You mean you prefer not to pay a consultant, but get your questions answered for free?
If that is the case, you can ask them here, and you might get a reply.


----------



## yatinkumar (Jul 4, 2020)

Hey dear, initially I also tried to carry on the entire Canada immigration process all by myself. But, trust me, you'll may need to cross a lot many hurdles and still you may end up with application rejection for reasons ranging from minor errors to major ones like admissibility.

But, joining hands with a team of consultants who are there to offer exclusive Canada visa and immigration services at affordable rates can help you sail smoothly.

See, first of all, a leading consultation company in India has a team of ICCRC registered consultants who are authorized to advice you and connect with the IRCC on your behalf. Such regulated immigration and citizenship consultants also have years of experience and expertise in handling different types of immigration cases for different clients.

As you have asked about express entry profile submission, which is a crucial part, in fact first and foremost requirement for an applicant who is interested in moving to Canada as a PR.

You must meet the minimum 67 points requirement and other key requirements of Federal Skilled Worker Program to enter the Express Entry pool of candidates. You are awarded with a score out of 100 on the basis of six selection factors, like, age, education, work experience, adaptability, language skills, etc.
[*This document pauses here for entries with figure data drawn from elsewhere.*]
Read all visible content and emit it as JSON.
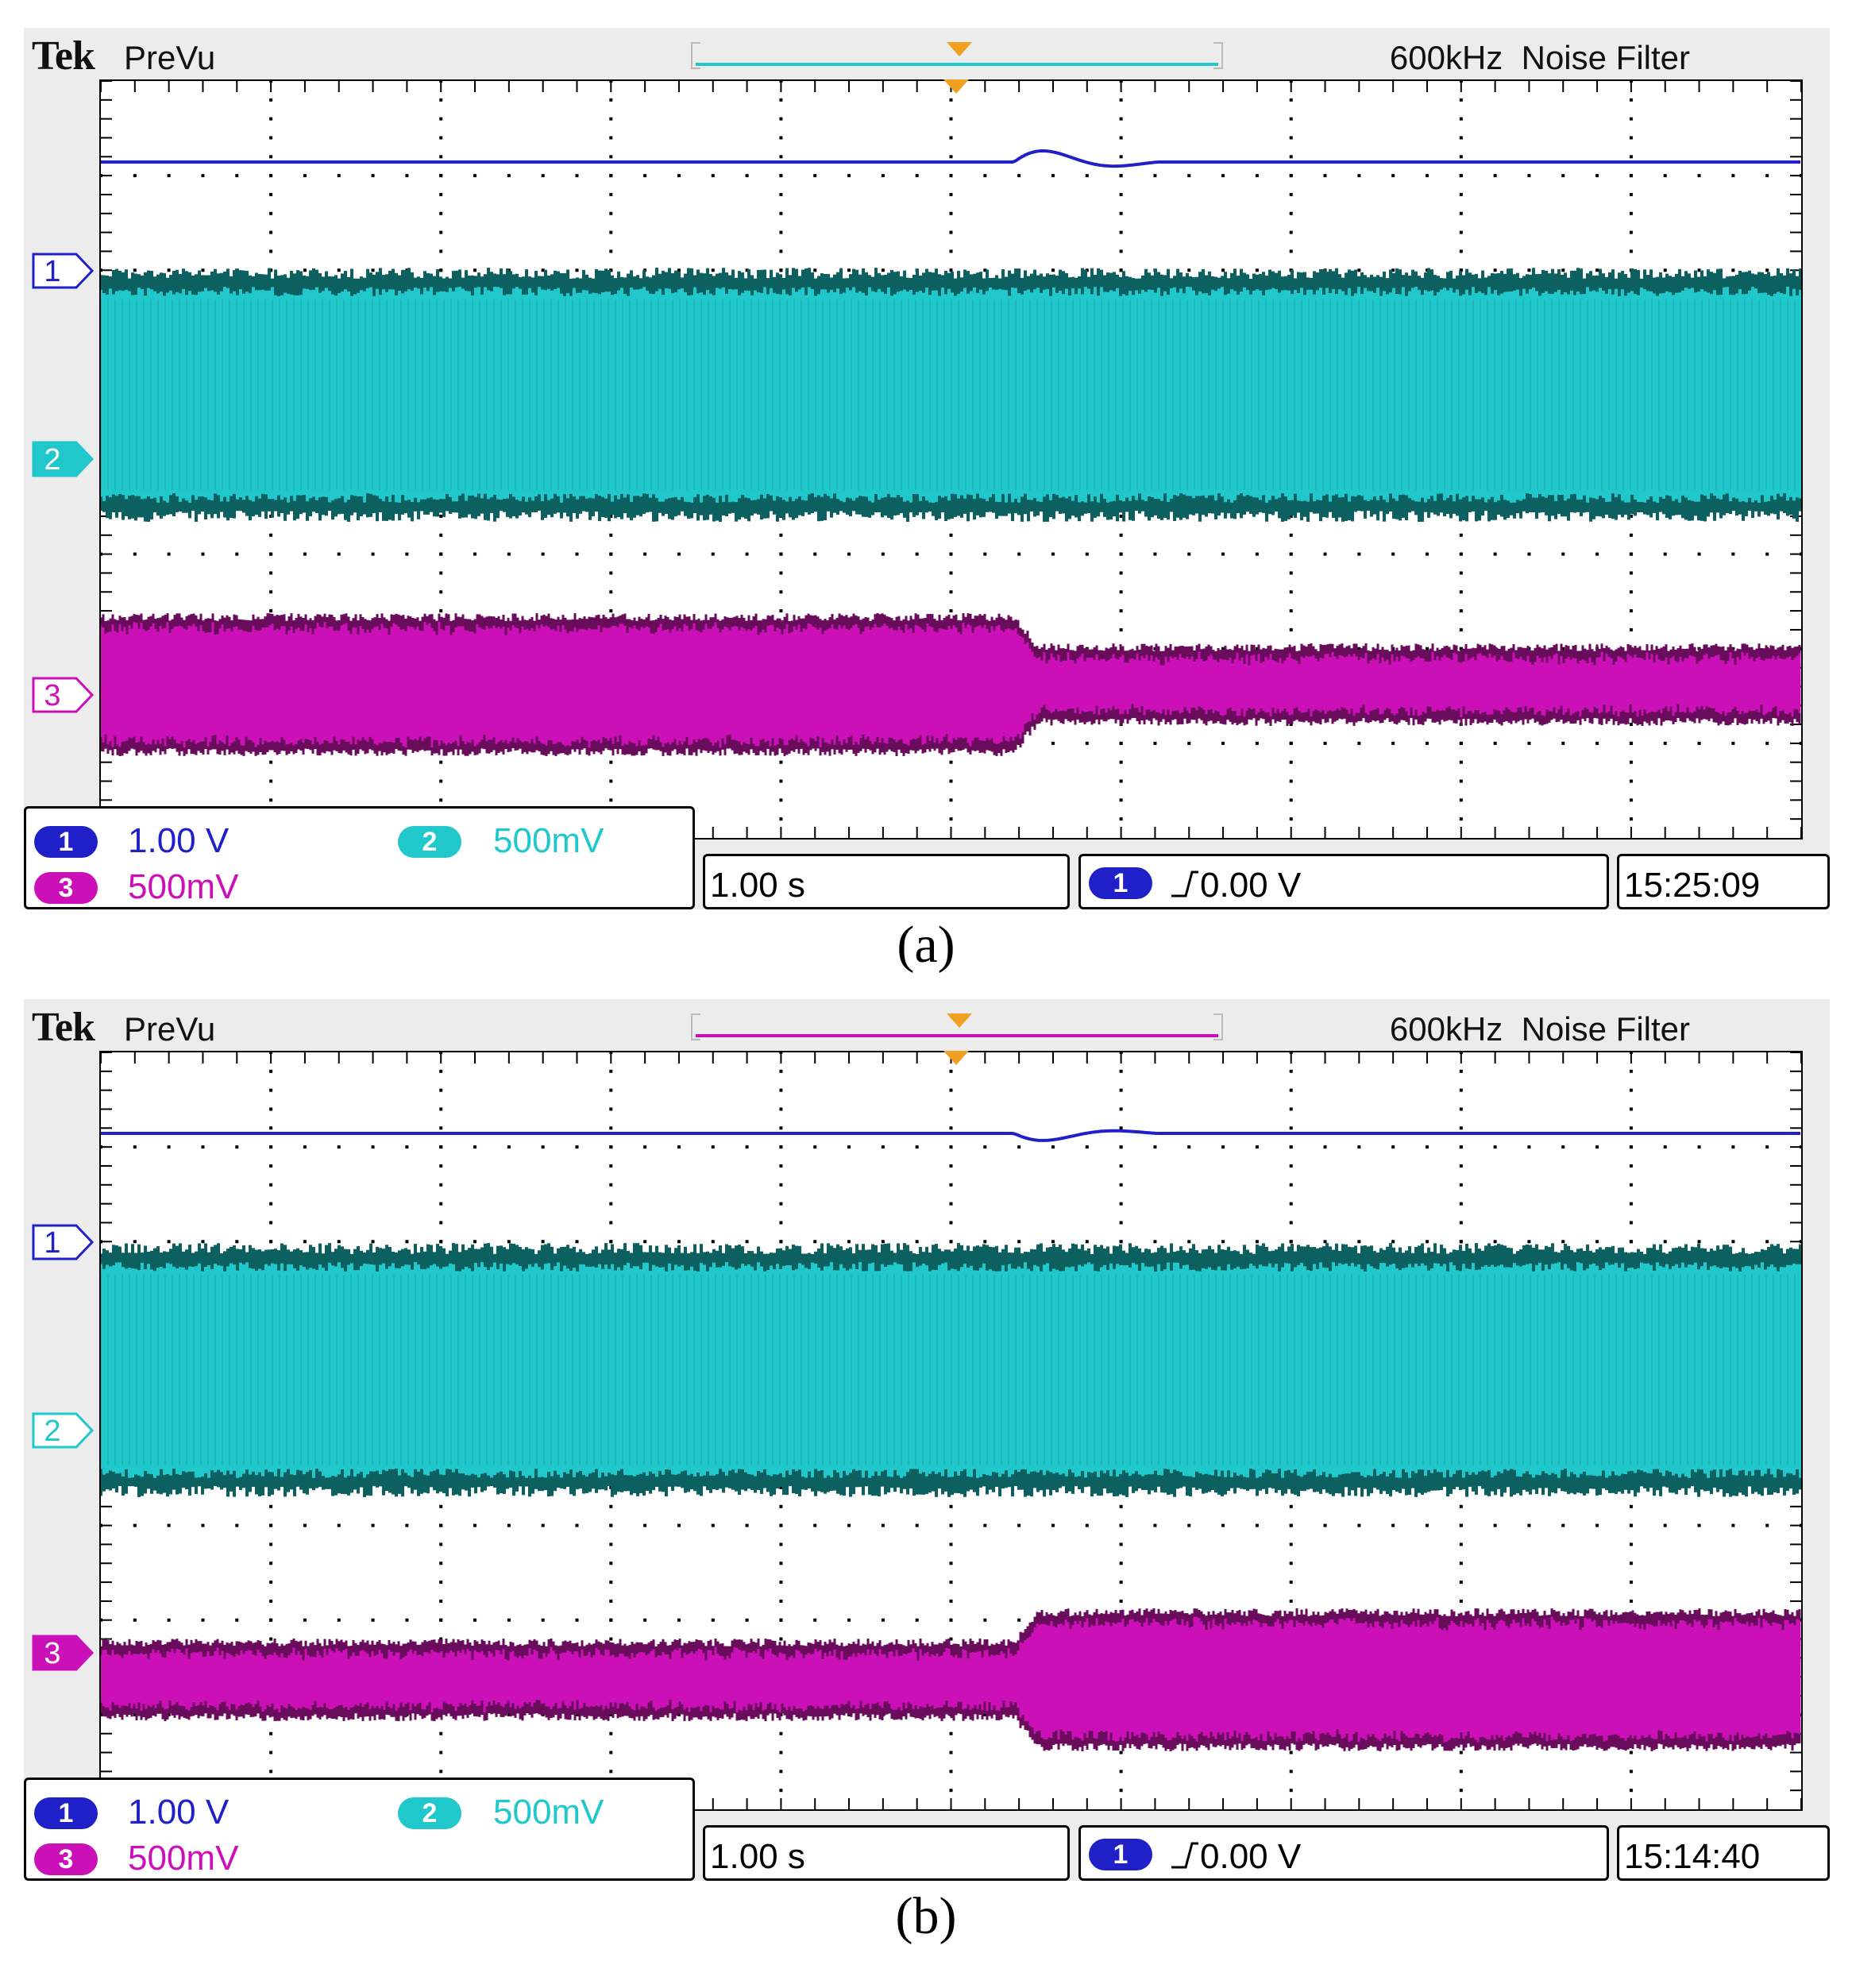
{
  "colors": {
    "ch1": "#2020c8",
    "ch2": "#20c8cc",
    "ch2_dark": "#0c6060",
    "ch3": "#cc10b8",
    "ch3_dark": "#6a0c5c",
    "trigger_marker": "#f0a020"
  },
  "panels": [
    {
      "id": "a",
      "brand": "Tek",
      "mode": "PreVu",
      "acq_info": "600kHz  Noise Filter",
      "record_bar_color": "#20c8cc",
      "markers": [
        {
          "label": "1",
          "style": "outline",
          "color": "#2020c8"
        },
        {
          "label": "2",
          "style": "filled",
          "color": "#20c8cc"
        },
        {
          "label": "3",
          "style": "outline",
          "color": "#cc10b8"
        }
      ],
      "ch1_scale": "1.00 V",
      "ch2_scale": "500mV",
      "ch3_scale": "500mV",
      "ch1_label": "1",
      "ch2_label": "2",
      "ch3_label": "3",
      "timebase": "1.00 s",
      "trigger_source": "1",
      "trigger_level": "0.00 V",
      "clock": "15:25:09",
      "caption": "(a)",
      "ch3_before": "large",
      "ch3_after": "small"
    },
    {
      "id": "b",
      "brand": "Tek",
      "mode": "PreVu",
      "acq_info": "600kHz  Noise Filter",
      "record_bar_color": "#cc10b8",
      "markers": [
        {
          "label": "1",
          "style": "outline",
          "color": "#2020c8"
        },
        {
          "label": "2",
          "style": "outline",
          "color": "#20c8cc"
        },
        {
          "label": "3",
          "style": "filled",
          "color": "#cc10b8"
        }
      ],
      "ch1_scale": "1.00 V",
      "ch2_scale": "500mV",
      "ch3_scale": "500mV",
      "ch1_label": "1",
      "ch2_label": "2",
      "ch3_label": "3",
      "timebase": "1.00 s",
      "trigger_source": "1",
      "trigger_level": "0.00 V",
      "clock": "15:14:40",
      "caption": "(b)",
      "ch3_before": "small",
      "ch3_after": "large"
    }
  ]
}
A consultant is well-aware about the protocols and the policies, the requirements and the common reasons for rejections and more.


----------



## colchar (Oct 25, 2011)

yatinkumar said:


> Hey dear, initially I also tried to carry on the entire Canada immigration process all by myself. But, trust me, you'll may need to cross a lot many hurdles and still you may end up with application rejection for reasons ranging from minor errors to major ones like admissibility.
> 
> But, joining hands with a team of consultants who are there to offer exclusive Canada visa and immigration services at affordable rates can help you sail smoothly.
> 
> ...


----------



## EVHB (Feb 11, 2008)

Google shows Yatin Kumar himself is an immigration consultant. So he is speaking for his own wallet.


----------



## colchar (Oct 25, 2011)

EVHB said:


> Google shows Yatin Kumar himself is an immigration consultant. So he is speaking for his own wallet.



That was easy to see without using Google.


----------



## ashutosh.verma (Aug 13, 2020)

Pandith said:


> Hi,
> 
> Step 1: Take a Language Test
> Step 2: Get Your Foreign Education Credentials Assessed (if necessary)
> ...


*NOC Type:* i think for it might need some advice in case of mixed occupation, which you probably can get it from this forum
*ECA:* is straight forward if your all degrees are considered
*Proof for Fund*: you need Bank Statement or CA(Chartered Accountant) certificate


----------